Mahfi Eğilmez’den Fenerbahçe’ye uyarı: İki iyi oyuncu alın
İktisatçı Mahfi Eğilme bu kez futbol alanında bir yazı kaleme aldı...
- | Son Güncelleme:
- | Patronlar TV
İktisatçı Mahfi Eğilme bu kez futbol alanında bir yazı kaleme aldı. Kendi blog sitesinde yazısını paylaşan Eğilmez, “Bu yazımı okuyan birçok kişi ‘sen iktisatçısın iktisat yaz futboldan ne anlarsın?’ diyecek biliyorum” diyerek Fenerbahçe yönetimine önemli uyarılarda bulundu.

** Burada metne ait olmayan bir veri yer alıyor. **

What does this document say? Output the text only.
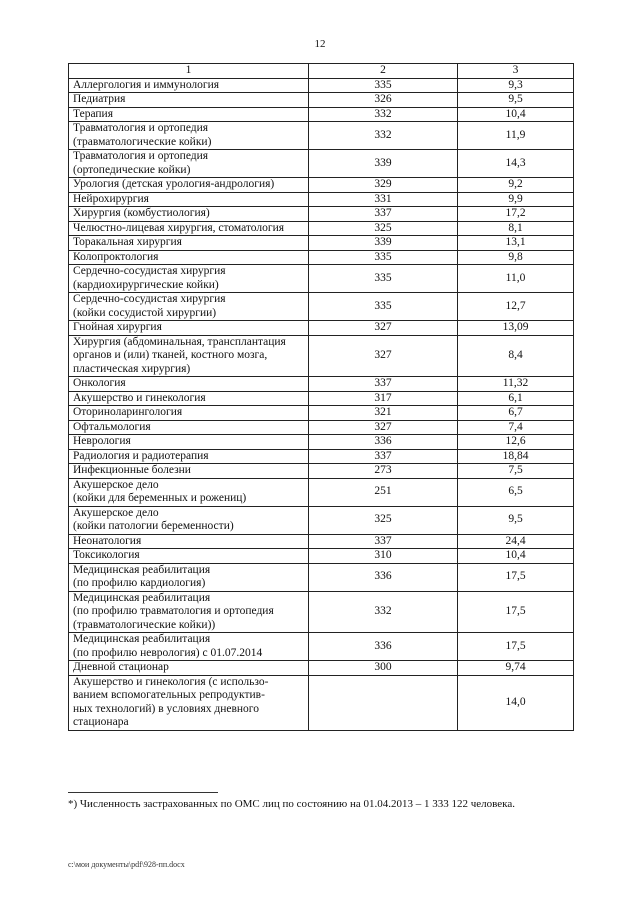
12
1	2	3

Аллергология и иммунология	335	9,3

Педиатрия	326	9,5

Терапия	332	10,4

Травматология и ортопедия
(травматологические койки)	332	11,9

Травматология и ортопедия
(ортопедические койки)	339	14,3

Урология (детская урология-андрология)	329	9,2

Нейрохирургия	331	9,9

Хирургия (комбустиология)	337	17,2

Челюстно-лицевая хирургия, стоматология	325	8,1

Торакальная хирургия	339	13,1

Колопроктология	335	9,8

Сердечно-сосудистая хирургия
(кардиохирургические койки)	335	11,0

Сердечно-сосудистая хирургия
(койки сосудистой хирургии)	335	12,7

Гнойная хирургия	327	13,09

Хирургия (абдоминальная, трансплантация
органов и (или) тканей, костного мозга,
пластическая хирургия)	327	8,4

Онкология	337	11,32

Акушерство и гинекология	317	6,1

Оториноларингология	321	6,7

Офтальмология	327	7,4

Неврология	336	12,6

Радиология и радиотерапия	337	18,84

Инфекционные болезни	273	7,5

Акушерское дело
(койки для беременных и рожениц)	251	6,5

Акушерское дело
(койки патологии беременности)	325	9,5

Неонатология	337	24,4

Токсикология	310	10,4

Медицинская реабилитация
(по профилю кардиология)	336	17,5

Медицинская реабилитация
(по профилю травматология и ортопедия
(травматологические койки))	332	17,5

Медицинская реабилитация
(по профилю неврология) с 01.07.2014	336	17,5

Дневной стационар	300	9,74

Акушерство и гинекология (с использо-
ванием вспомогательных репродуктив-
ных технологий) в условиях дневного
стационара		14,0
*) Численность застрахованных по ОМС лиц по состоянию на 01.04.2013 – 1 333 122 человека.
c:\мои документы\pdf\928-пп.docx
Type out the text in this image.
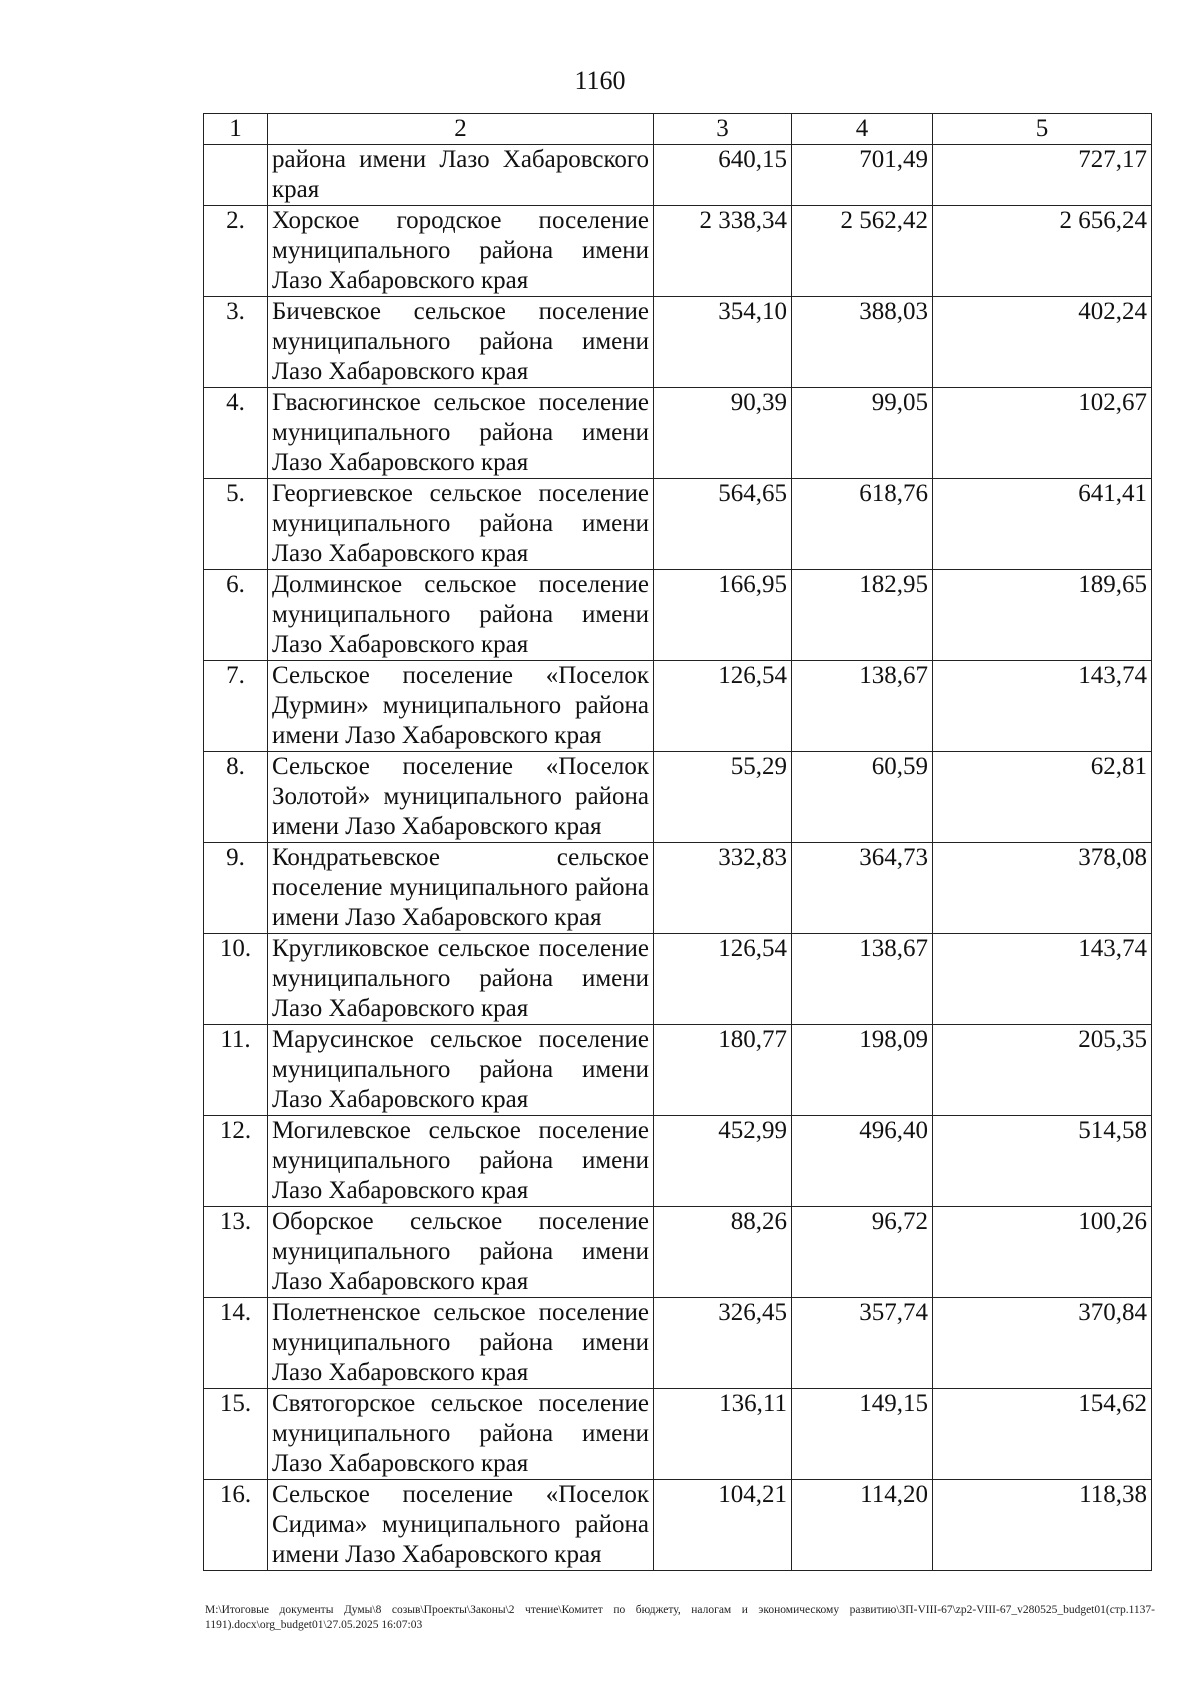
1160
1	2	3	4	5
	района имени Лазо Хабаровского края	640,15	701,49	727,17
2.	Хорское городское поселение муниципального района имени Лазо Хабаровского края	2 338,34	2 562,42	2 656,24
3.	Бичевское сельское поселение муниципального района имени Лазо Хабаровского края	354,10	388,03	402,24
4.	Гвасюгинское сельское поселение муниципального района имени Лазо Хабаровского края	90,39	99,05	102,67
5.	Георгиевское сельское поселение муниципального района имени Лазо Хабаровского края	564,65	618,76	641,41
6.	Долминское сельское поселение муниципального района имени Лазо Хабаровского края	166,95	182,95	189,65
7.	Сельское поселение «Поселок Дурмин» муниципального района имени Лазо Хабаровского края	126,54	138,67	143,74
8.	Сельское поселение «Поселок Золотой» муниципального района имени Лазо Хабаровского края	55,29	60,59	62,81
9.	Кондратьевское сельское поселение муниципального района имени Лазо Хабаровского края	332,83	364,73	378,08
10.	Кругликовское сельское поселение муниципального района имени Лазо Хабаровского края	126,54	138,67	143,74
11.	Марусинское сельское поселение муниципального района имени Лазо Хабаровского края	180,77	198,09	205,35
12.	Могилевское сельское поселение муниципального района имени Лазо Хабаровского края	452,99	496,40	514,58
13.	Оборское сельское поселение муниципального района имени Лазо Хабаровского края	88,26	96,72	100,26
14.	Полетненское сельское поселение муниципального района имени Лазо Хабаровского края	326,45	357,74	370,84
15.	Святогорское сельское поселение муниципального района имени Лазо Хабаровского края	136,11	149,15	154,62
16.	Сельское поселение «Поселок Сидима» муниципального района имени Лазо Хабаровского края	104,21	114,20	118,38
M:\Итоговые документы Думы\8 созыв\Проекты\Законы\2 чтение\Комитет по бюджету, налогам и экономическому развитию\ЗП-VIII-67\zp2-VIII-67_v280525_budget01(стр.1137-1191).docx\org_budget01\27.05.2025 16:07:03
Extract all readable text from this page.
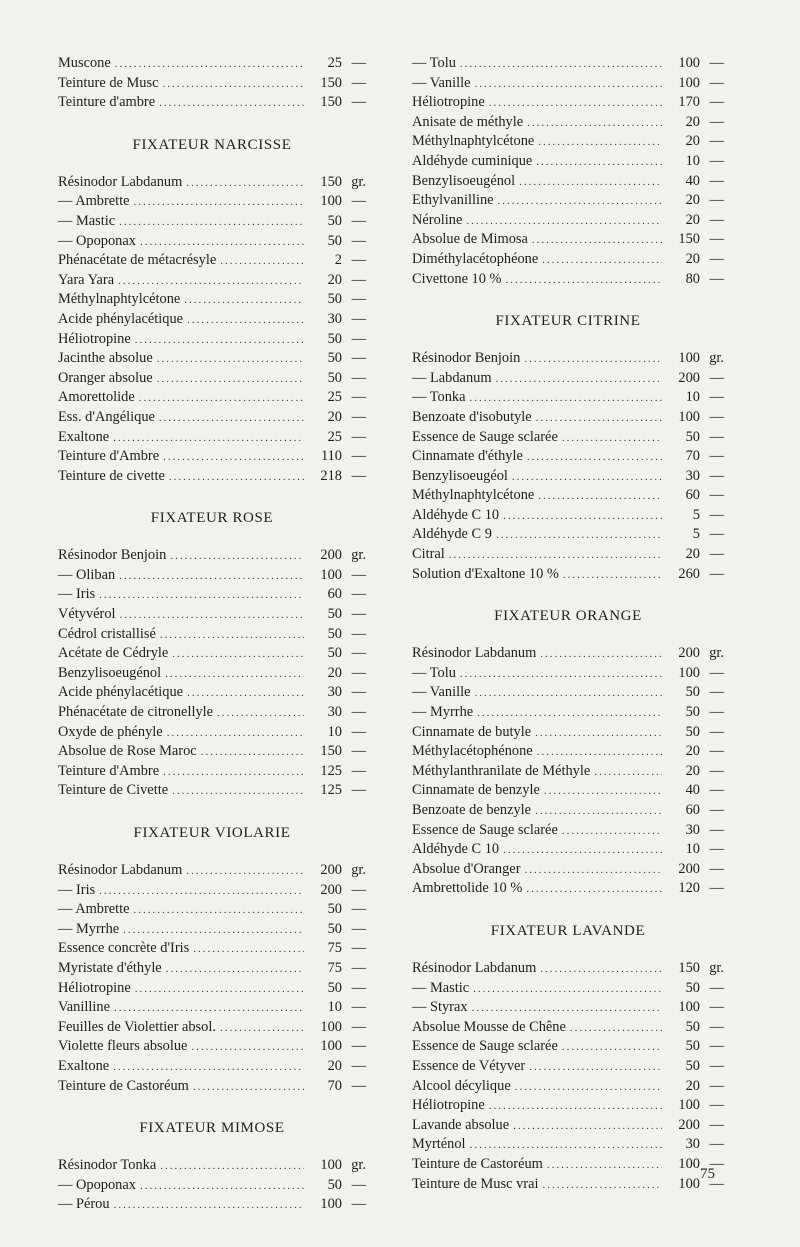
Muscone .....	25 —
Teinture de Musc .....	150 —
Teinture d'ambre .....	150 —
FIXATEUR NARCISSE
Résinodor Labdanum .....	150 gr.
— Ambrette .....	100 —
— Mastic .....	50 —
— Opoponax .....	50 —
Phénacétate de métacrésyle .....	2 —
Yara Yara .....	20 —
Méthylnaphtylcétone .....	50 —
Acide phénylacétique .....	30 —
Héliotropine .....	50 —
Jacinthe absolue .....	50 —
Oranger absolue .....	50 —
Amorettolide .....	25 —
Ess. d'Angélique .....	20 —
Exaltone .....	25 —
Teinture d'Ambre .....	110 —
Teinture de civette .....	218 —
FIXATEUR ROSE
Résinodor Benjoin .....	200 gr.
— Oliban .....	100 —
— Iris .....	60 —
Vétyvérol .....	50 —
Cédrol cristallisé .....	50 —
Acétate de Cédryle .....	50 —
Benzylisoeugénol .....	20 —
Acide phénylacétique .....	30 —
Phénacétate de citronellyle .....	30 —
Oxyde de phényle .....	10 —
Absolue de Rose Maroc .....	150 —
Teinture d'Ambre .....	125 —
Teinture de Civette .....	125 —
FIXATEUR VIOLARIE
Résinodor Labdanum .....	200 gr.
— Iris .....	200 —
— Ambrette .....	50 —
— Myrrhe .....	50 —
Essence concrète d'Iris .....	75 —
Myristate d'éthyle .....	75 —
Héliotropine .....	50 —
Vanilline .....	10 —
Feuilles de Violettier absol. .....	100 —
Violette fleurs absolue .....	100 —
Exaltone .....	20 —
Teinture de Castoréum .....	70 —
FIXATEUR MIMOSE
Résinodor Tonka .....	100 gr.
— Opoponax .....	50 —
— Pérou .....	100 —
— Tolu .....	100 —
— Vanille .....	100 —
Héliotropine .....	170 —
Anisate de méthyle .....	20 —
Méthylnaphtylcétone .....	20 —
Aldéhyde cuminique .....	10 —
Benzylisoeugénol .....	40 —
Ethylvanilline .....	20 —
Néroline .....	20 —
Absolue de Mimosa .....	150 —
Diméthylacétophéone .....	20 —
Civettone 10 % .....	80 —
FIXATEUR CITRINE
Résinodor Benjoin .....	100 gr.
— Labdanum .....	200 —
— Tonka .....	10 —
Benzoate d'isobutyle .....	100 —
Essence de Sauge sclarée .....	50 —
Cinnamate d'éthyle .....	70 —
Benzylisoeugéol .....	30 —
Méthylnaphtylcétone .....	60 —
Aldéhyde C 10 .....	5 —
Aldéhyde C 9 .....	5 —
Citral .....	20 —
Solution d'Exaltone 10 % .....	260 —
FIXATEUR ORANGE
Résinodor Labdanum .....	200 gr.
— Tolu .....	100 —
— Vanille .....	50 —
— Myrrhe .....	50 —
Cinnamate de butyle .....	50 —
Méthylacétophénone .....	20 —
Méthylanthranilate de Méthyle .....	20 —
Cinnamate de benzyle .....	40 —
Benzoate de benzyle .....	60 —
Essence de Sauge sclarée .....	30 —
Aldéhyde C 10 .....	10 —
Absolue d'Oranger .....	200 —
Ambrettolide 10 % .....	120 —
FIXATEUR LAVANDE
Résinodor Labdanum .....	150 gr.
— Mastic .....	50 —
— Styrax .....	100 —
Absolue Mousse de Chêne .....	50 —
Essence de Sauge sclarée .....	50 —
Essence de Vétyver .....	50 —
Alcool décylique .....	20 —
Héliotropine .....	100 —
Lavande absolue .....	200 —
Myrténol .....	30 —
Teinture de Castoréum .....	100 —
Teinture de Musc vrai .....	100 —
75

Takımın iktisadi olarak kötü bir sarmala girdiğini söyleyen Eğilmez, Ali Koç yönetimini genç futbolculara yönelmesi gerektiğini belirterek, “Bu uygulamadan vazgeçerek altyapıdan yetişmiş, gençlerden kurulu bir takım kurmanızı öneririm. Bu takıma bir iki de deneyimli oyuncu ekleyin. Zararı yok başarısız olun. Tersini yaparak da başarılı olamadınız zaten” diye yazdı.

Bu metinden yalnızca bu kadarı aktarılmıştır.